Na tarde chuvosa em que o derby foi realizado, não havia alguém com mais vontade que ele. E depois do jogo, não havia alguém mais feliz. O baixinho (1m64 e 65 quilos) fez uma grande partida. Tocou a bola com inteligência, avançou sobre a marcação, usou sua habilidade (buriladas na quadras de futsal, onde defendeu o Banfort, equipe de ponta do Ceará até os 21 anos) para abastecer os atacantes. Fez até gol. Foi aprovado pela crônica e pela torcida, venceu, pelo menos por enquanto, no Sul Maravilha, e esqueceu dos tempos duros de desemprego.
Ele nem gosta de lembrar. No primeiro semestre de 2001 jogou no Confiança, de Aracaju. Não recebia salários e teve que atuar contundido. Deixou o clube sergipano e enfrentou batalha judicial para obter sua liberação.

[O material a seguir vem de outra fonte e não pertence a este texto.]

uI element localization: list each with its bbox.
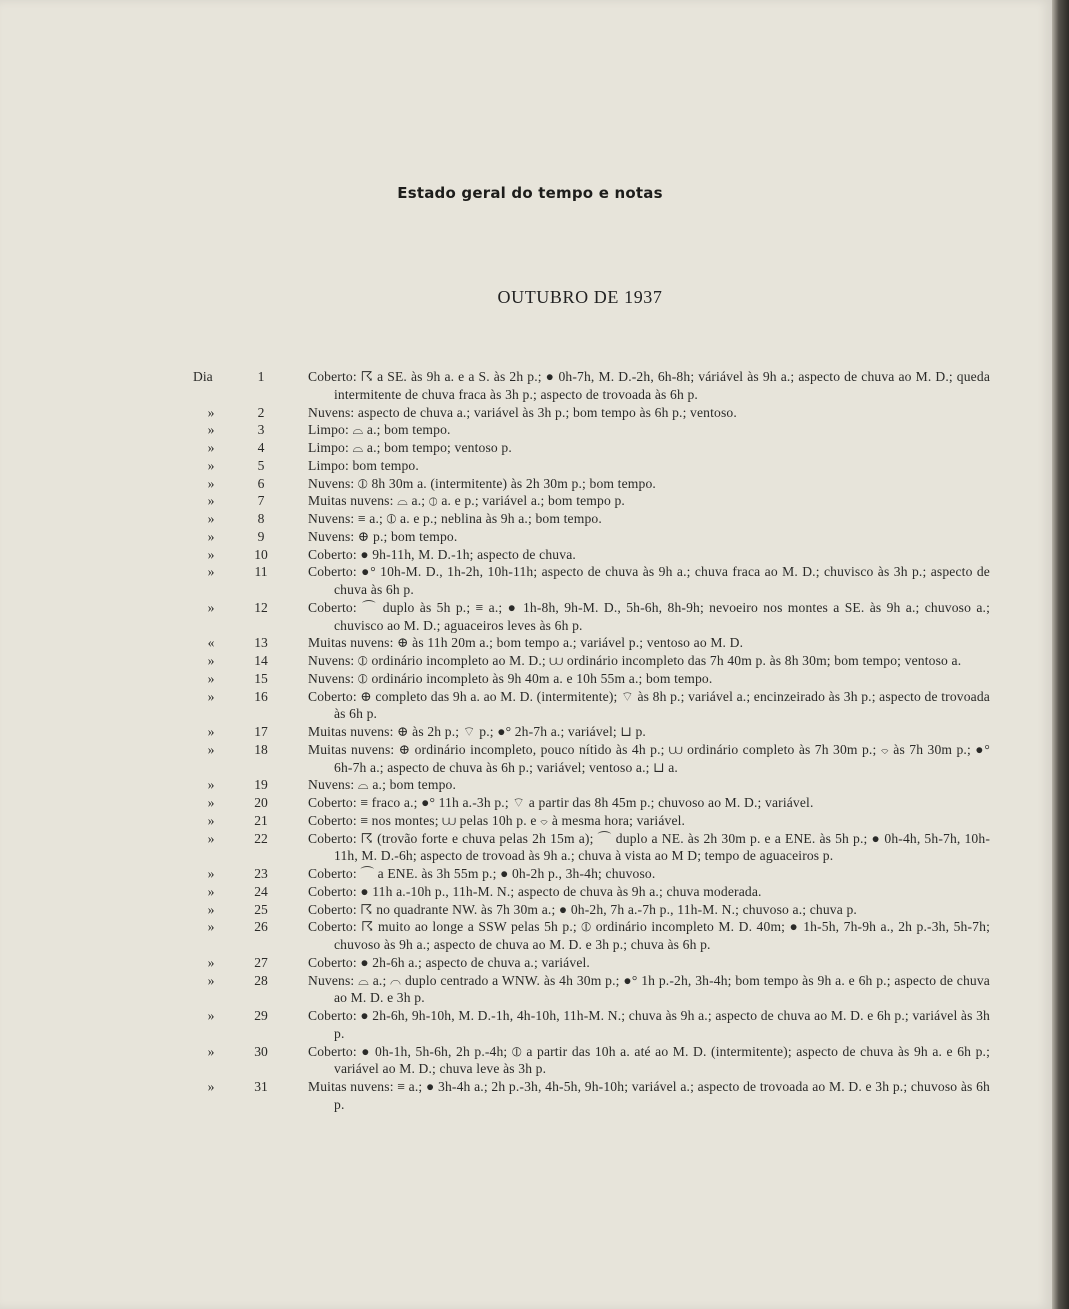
ditto-mark: » <box>207 493 215 509</box>
ditto-mark: » <box>207 546 215 562</box>
ditto-mark: » <box>207 901 215 917</box>
day-entry <box>0 368 1052 404</box>
ditto-mark: » <box>207 457 215 473</box>
day-number: 13 <box>254 635 268 651</box>
day-number: 16 <box>254 688 268 704</box>
day-description: Nuvens: ⊕ p.; bom tempo. <box>308 528 458 544</box>
day-number: 8 <box>257 511 265 526</box>
ditto-mark: » <box>207 866 215 881</box>
day-entry <box>0 634 1052 652</box>
day-number: 5 <box>257 457 265 473</box>
day-entry <box>0 492 1052 510</box>
day-entry <box>0 652 1052 670</box>
ditto-mark: » <box>207 670 215 686</box>
day-entry <box>0 528 1052 546</box>
ditto-mark: » <box>207 440 215 455</box>
ditto-mark: » <box>207 404 215 420</box>
day-description: Coberto: ☈ muito ao longe a SSW pelas 5h p.; ⦶ ordinário incompleto M. D. 40m; ● 1h-5h, 7h-9h a., 2h p.-3h, 5h-7h; chuvoso às 9h a.; aspecto de chuva ao M. D. e 3h p.; chuva às 6h p. <box>308 919 990 952</box>
day-number: 24 <box>254 883 268 899</box>
day-entry <box>0 439 1052 457</box>
day-number: 4 <box>257 440 265 455</box>
day-number: 18 <box>254 741 268 757</box>
page-title: Estado geral do tempo e notas <box>397 184 663 202</box>
ditto-mark: » <box>207 1043 215 1059</box>
ditto-mark: » <box>207 564 215 580</box>
day-description: Coberto: ⌒ a ENE. às 3h 55m p.; ● 0h-2h p., 3h-4h; chuvoso. <box>308 866 656 881</box>
month-heading: OUTUBRO DE 1937 <box>497 287 663 307</box>
day-entry <box>0 421 1052 439</box>
day-number: 19 <box>254 777 268 793</box>
day-description: Coberto: ≡ fraco a.; ●° 11h a.-3h p.; ⌔ a partir das 8h 45m p.; chuvoso ao M. D.; variável. <box>308 795 814 810</box>
day-description: Coberto: ⌒ duplo às 5h p.; ≡ a.; ● 1h-8h, 9h-M. D., 5h-6h, 8h-9h; nevoeiro nos montes a SE. às 9h a.; chuvoso a.; chuvisco ao M. D.; aguaceiros leves às 6h p. <box>308 599 990 633</box>
day-number: 17 <box>254 724 268 739</box>
ditto-mark: « <box>207 635 215 651</box>
ditto-mark: » <box>207 422 215 438</box>
day-description: Coberto: ≡ nos montes; ⩊ pelas 10h p. e ⌔ à mesma hora; variável. <box>308 812 686 828</box>
day-description: Muitas nuvens: ⊕ ordinário incompleto, pouco nítido às 4h p.; ⩊ ordinário completo às 7h 30m p.; ⌔ às 7h 30m p.; ●° 6h-7h a.; aspecto de chuva às 6h p.; variável; ventoso a.; ⊔ a. <box>308 741 990 775</box>
day-number: 7 <box>257 493 265 509</box>
day-description: Coberto: ⊕ completo das 9h a. ao M. D. (intermitente); ⌔ às 8h p.; variável a.; encinzeirado às 3h p.; aspecto de trovoada às 6h p. <box>308 688 990 722</box>
day-description: Coberto: ● 9h-11h, M. D.-1h; aspecto de chuva. <box>308 546 576 562</box>
ditto-mark: » <box>207 1079 215 1094</box>
ditto-mark: » <box>207 795 215 810</box>
ditto-mark: » <box>207 653 215 668</box>
day-number: 26 <box>254 919 268 935</box>
ditto-mark: » <box>207 599 215 615</box>
day-entry <box>0 599 1052 635</box>
day-number: 11 <box>254 564 268 580</box>
ditto-mark: » <box>207 972 215 988</box>
day-number: 12 <box>254 599 268 615</box>
day-description: Coberto: ● 11h a.-10h p., 11h-M. N.; aspecto de chuva às 9h a.; chuva moderada. <box>308 883 762 899</box>
day-number: 2 <box>257 404 265 420</box>
day-entry <box>0 972 1052 1008</box>
day-number: 1 <box>257 369 265 384</box>
ditto-mark: » <box>207 511 215 526</box>
day-number: 25 <box>254 901 268 917</box>
ditto-mark: » <box>207 919 215 935</box>
day-description: Nuvens: ≡ a.; ⦶ a. e p.; neblina às 9h a.; bom tempo. <box>308 511 602 526</box>
day-label: Dia <box>193 369 213 384</box>
day-entry <box>0 1007 1052 1043</box>
ditto-mark: » <box>207 812 215 828</box>
day-entry <box>0 404 1052 422</box>
day-entry <box>0 830 1052 866</box>
day-entry <box>0 812 1052 830</box>
day-description: Nuvens: ⌓ a.; bom tempo. <box>308 777 457 793</box>
day-number: 28 <box>254 972 268 988</box>
day-number: 9 <box>257 528 265 544</box>
day-entry <box>0 475 1052 493</box>
day-description: Coberto: ☈ (trovão forte e chuva pelas 2h 15m a); ⌒ duplo a NE. às 2h 30m p. e a ENE. às 5h p.; ● 0h-4h, 5h-7h, 10h-11h, M. D.-6h; aspecto de trovoad às 9h a.; chuva à vista ao M D; tempo de aguaceiros p. <box>308 830 990 864</box>
day-description: Limpo: ⌓ a.; bom tempo; ventoso p. <box>308 440 512 455</box>
ditto-mark: » <box>207 528 215 544</box>
day-entry <box>0 741 1052 777</box>
day-number: 31 <box>254 1079 268 1094</box>
ditto-mark: » <box>207 954 215 970</box>
day-number: 22 <box>254 830 268 846</box>
day-description: Nuvens: ⦶ 8h 30m a. (intermitente) às 2h 30m p.; bom tempo. <box>308 475 656 491</box>
day-entry <box>0 883 1052 901</box>
day-entry <box>0 723 1052 741</box>
day-number: 21 <box>254 812 268 828</box>
day-entry <box>0 563 1052 599</box>
day-description: Nuvens: ⦶ ordinário incompleto ao M. D.; ⩊ ordinário incompleto das 7h 40m p. às 8h 30m; bom tempo; ventoso a. <box>308 653 962 668</box>
day-entry <box>0 776 1052 794</box>
day-entry <box>0 954 1052 972</box>
ditto-mark: » <box>207 688 215 704</box>
ditto-mark: » <box>207 724 215 739</box>
day-number: 29 <box>254 1008 268 1023</box>
day-description: Muitas nuvens: ⊕ às 2h p.; ⌔ p.; ●° 2h-7h a.; variável; ⊔ p. <box>308 724 646 739</box>
ditto-mark: » <box>207 883 215 899</box>
day-entry <box>0 794 1052 812</box>
day-description: Coberto: ☈ no quadrante NW. às 7h 30m a.; ● 0h-2h, 7h a.-7h p., 11h-M. N.; chuvoso a.; chuva p. <box>308 901 857 917</box>
book-binding-edge <box>1052 0 1069 1309</box>
day-number: 6 <box>257 475 265 491</box>
day-description: Muitas nuvens: ⌓ a.; ⦶ a. e p.; variável a.; bom tempo p. <box>308 493 625 509</box>
day-number: 27 <box>254 954 268 970</box>
day-description: Coberto: ● 2h-6h, 9h-10h, M. D.-1h, 4h-10h, 11h-M. N.; chuva às 9h a.; aspecto de chuva ao M. D. e 6h p.; variável às 3h p. <box>308 1008 990 1041</box>
day-entry <box>0 546 1052 564</box>
weather-entries <box>0 368 1052 1114</box>
ditto-mark: » <box>207 1008 215 1023</box>
day-description: Limpo: bom tempo. <box>308 457 419 473</box>
day-entry <box>0 1043 1052 1079</box>
day-entry <box>0 918 1052 954</box>
day-description: Nuvens: aspecto de chuva a.; variável às 3h p.; bom tempo às 6h p.; ventoso. <box>308 404 737 420</box>
day-description: Nuvens: ⌓ a.; ⌒ duplo centrado a WNW. às 4h 30m p.; ●° 1h p.-2h, 3h-4h; bom tempo às 9h a. e 6h p.; aspecto de chuva ao M. D. e 3h p. <box>308 972 990 1006</box>
day-entry <box>0 1078 1052 1114</box>
day-number: 30 <box>254 1043 268 1059</box>
ditto-mark: » <box>207 830 215 846</box>
day-description: Limpo: ⌓ a.; bom tempo. <box>308 422 451 438</box>
day-number: 14 <box>254 653 268 668</box>
day-description: Coberto: ● 2h-6h a.; aspecto de chuva a.; variável. <box>308 954 590 970</box>
day-number: 15 <box>254 670 268 686</box>
day-description: Muitas nuvens: ⊕ às 11h 20m a.; bom tempo a.; variável p.; ventoso ao M. D. <box>308 635 744 651</box>
day-number: 10 <box>254 546 268 562</box>
day-entry <box>0 670 1052 688</box>
day-entry <box>0 865 1052 883</box>
day-entry <box>0 457 1052 475</box>
day-number: 3 <box>257 422 265 438</box>
day-description: Muitas nuvens: ≡ a.; ● 3h-4h a.; 2h p.-3h, 4h-5h, 9h-10h; variável a.; aspecto de trovoada ao M. D. e 3h p.; chuvoso às 6h p. <box>308 1079 990 1112</box>
day-description: Coberto: ☈ a SE. às 9h a. e a S. às 2h p.; ● 0h-7h, M. D.-2h, 6h-8h; váriável às 9h a.; aspecto de chuva ao M. D.; queda intermitente de chuva fraca às 3h p.; aspecto de trovoada às 6h p. <box>308 369 990 402</box>
day-entry <box>0 510 1052 528</box>
day-entry <box>0 688 1052 724</box>
day-number: 20 <box>254 795 268 810</box>
day-entry <box>0 901 1052 919</box>
ditto-mark: » <box>207 777 215 793</box>
ditto-mark: » <box>207 475 215 491</box>
day-description: Nuvens: ⦶ ordinário incompleto às 9h 40m a. e 10h 55m a.; bom tempo. <box>308 670 713 686</box>
day-description: Coberto: ●° 10h-M. D., 1h-2h, 10h-11h; aspecto de chuva às 9h a.; chuva fraca ao M. D.; chuvisco às 3h p.; aspecto de chuva às 6h p. <box>308 564 990 597</box>
day-description: Coberto: ● 0h-1h, 5h-6h, 2h p.-4h; ⦶ a partir das 10h a. até ao M. D. (intermitente); aspecto de chuva às 9h a. e 6h p.; variável ao M. D.; chuva leve às 3h p. <box>308 1043 990 1077</box>
day-number: 23 <box>254 866 268 881</box>
ditto-mark: » <box>207 741 215 757</box>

No segundo semestre, ficou desempregado. ''Corria e jogava pelada para não perder a forma''.
Chegou em Londrina no dia 7 e começou um trabalho especial para voltar em boas condições físicas. Hoje sonha em ajudar o Londrina a vencer o Coritiba amanhã. ''Não gostamos do empate contra a Portuguesa e agora temos que vencer''. Que suas orações continuem surtindo efeito. (L.F.M.)